İsmet Özel’in bir kitabında şu diyaloğu hatırlayıpta duygulanmayan kaç insan vardır acaba? Haklı olduğu bir konuda devletle ters düşmüş olan Henry hapse atılmıştır ve Henry’nin en yakın arkadaşı olan Waldo, “Henry sen neden buradasın?” diye hapishanedeki arkadaşına hitabettiğinde, haksızlığa karşı durduğu için hapishanede yatmakta olan arkadaşı ise ona “Waldo, sen neden burada değilsin?” diyerek o da arkadaşına olması gerektiği safı işaret etmiştir. Artık öylesine bir enformatik bombardıman içinde tutulan halk var ki taşlar yerinden oynamış ve nerdeyse herkes olması gereken yerden farklı yerlere savrulmuştur. Siperleri korumanın gereğine inananlar ise çok şükür ki hala siperlerinde durmaya azalsalar da devam etmektedirler. Onlar bilirler ki nice az topluluklar çok topluluklara galebe çalarlar, yeter ki inansınlar.
Tüm değerlerin alaşağı edildiği bir memlekette, ilmin kadrini bilenlere yani alimlere daha fazla sorumluluk düşmektedir.
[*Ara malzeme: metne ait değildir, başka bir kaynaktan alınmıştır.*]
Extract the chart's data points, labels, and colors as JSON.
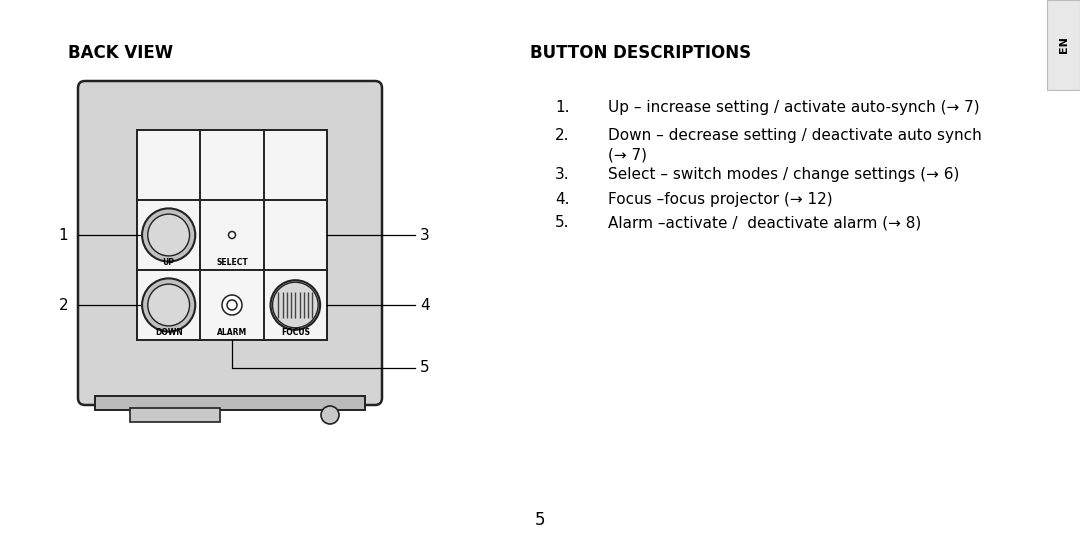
{
  "bg_color": "#ffffff",
  "title_left": "BACK VIEW",
  "title_right": "BUTTON DESCRIPTIONS",
  "page_number": "5",
  "desc_items": [
    {
      "num": "1.",
      "text": "Up – increase setting / activate auto-synch (→ 7)"
    },
    {
      "num": "2.",
      "text": "Down – decrease setting / deactivate auto synch\n(→ 7)"
    },
    {
      "num": "3.",
      "text": "Select – switch modes / change settings (→ 6)"
    },
    {
      "num": "4.",
      "text": "Focus –focus projector (→ 12)"
    },
    {
      "num": "5.",
      "text": "Alarm –activate /  deactivate alarm (→ 8)"
    }
  ],
  "device_bg": "#d4d4d4",
  "device_border": "#222222",
  "panel_bg": "#e0e0e0",
  "panel_border": "#222222",
  "cell_bg": "#f5f5f5",
  "knob_outer": "#c0c0c0",
  "knob_inner": "#d8d8d8",
  "knob_border": "#222222",
  "en_tab_color": "#e8e8e8",
  "en_border": "#bbbbbb",
  "line_color": "#000000",
  "text_color": "#000000",
  "label_fontsize": 5.5,
  "num_fontsize": 11,
  "title_fontsize": 12,
  "desc_fontsize": 11
}
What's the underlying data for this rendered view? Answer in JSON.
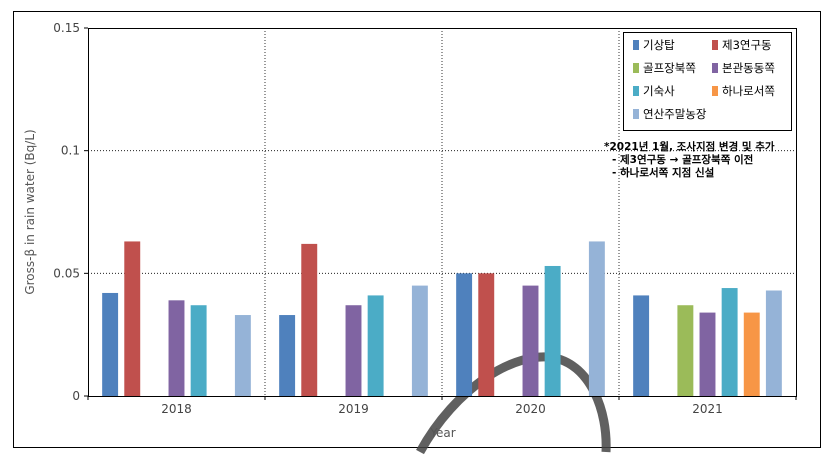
{
  "chart_data": {
    "type": "bar",
    "title": "",
    "xlabel": "Year",
    "ylabel": "Gross-β in rain water (Bq/L)",
    "ylim": [
      0,
      0.15
    ],
    "yticks": [
      0,
      0.05,
      0.1,
      0.15
    ],
    "ytick_labels": [
      "0",
      "0.05",
      "0.1",
      "0.15"
    ],
    "categories": [
      "2018",
      "2019",
      "2020",
      "2021"
    ],
    "grid": "dotted",
    "legend_position": "top-right",
    "series": [
      {
        "name": "기상탑",
        "color": "#4f81bd",
        "values": [
          0.042,
          0.033,
          0.05,
          0.041
        ]
      },
      {
        "name": "제3연구동",
        "color": "#c0504d",
        "values": [
          0.063,
          0.062,
          0.05,
          null
        ]
      },
      {
        "name": "골프장북쪽",
        "color": "#9bbb59",
        "values": [
          null,
          null,
          null,
          0.037
        ]
      },
      {
        "name": "본관동동쪽",
        "color": "#8064a2",
        "values": [
          0.039,
          0.037,
          0.045,
          0.034
        ]
      },
      {
        "name": "기숙사",
        "color": "#4bacc6",
        "values": [
          0.037,
          0.041,
          0.053,
          0.044
        ]
      },
      {
        "name": "하나로서쪽",
        "color": "#f79646",
        "values": [
          null,
          null,
          null,
          0.034
        ]
      },
      {
        "name": "연산주말농장",
        "color": "#95b3d7",
        "values": [
          0.033,
          0.045,
          0.063,
          0.043
        ]
      }
    ],
    "annotation": [
      "*2021년 1월, 조사지점 변경 및 추가",
      "- 제3연구동 → 골프장북쪽 이전",
      "- 하나로서쪽 지점 신설"
    ]
  }
}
Bu sorumluluk da kuşkusuz sürekli olarak hakikati hatırlatmak ve hakikatin yanında yer alarak bu hakikate savaş açanların kıyasıya karşısında durmaktır. Hakikate sahip çıkanlar, yalansız, kayırmasız, rantçı olmayan ve geleceği hayırla imar ve inşa eden bir nesli varedebilirler ve küllerinden bir ülke yaratabilirler. Müslümanlara düşen siperlerini terketmeyerek Allah’ın safında yer aldıklarını unutmamaları ve her türlü ayartıcı cazibelerden uzak kalarak yalnızlaşma riskine rağmen mümin olmada sabırlı olmaları gerekmektedir. Gelecek nesiller için ve gelecekteki dünya için bundan başkaca bir umut da yoktur.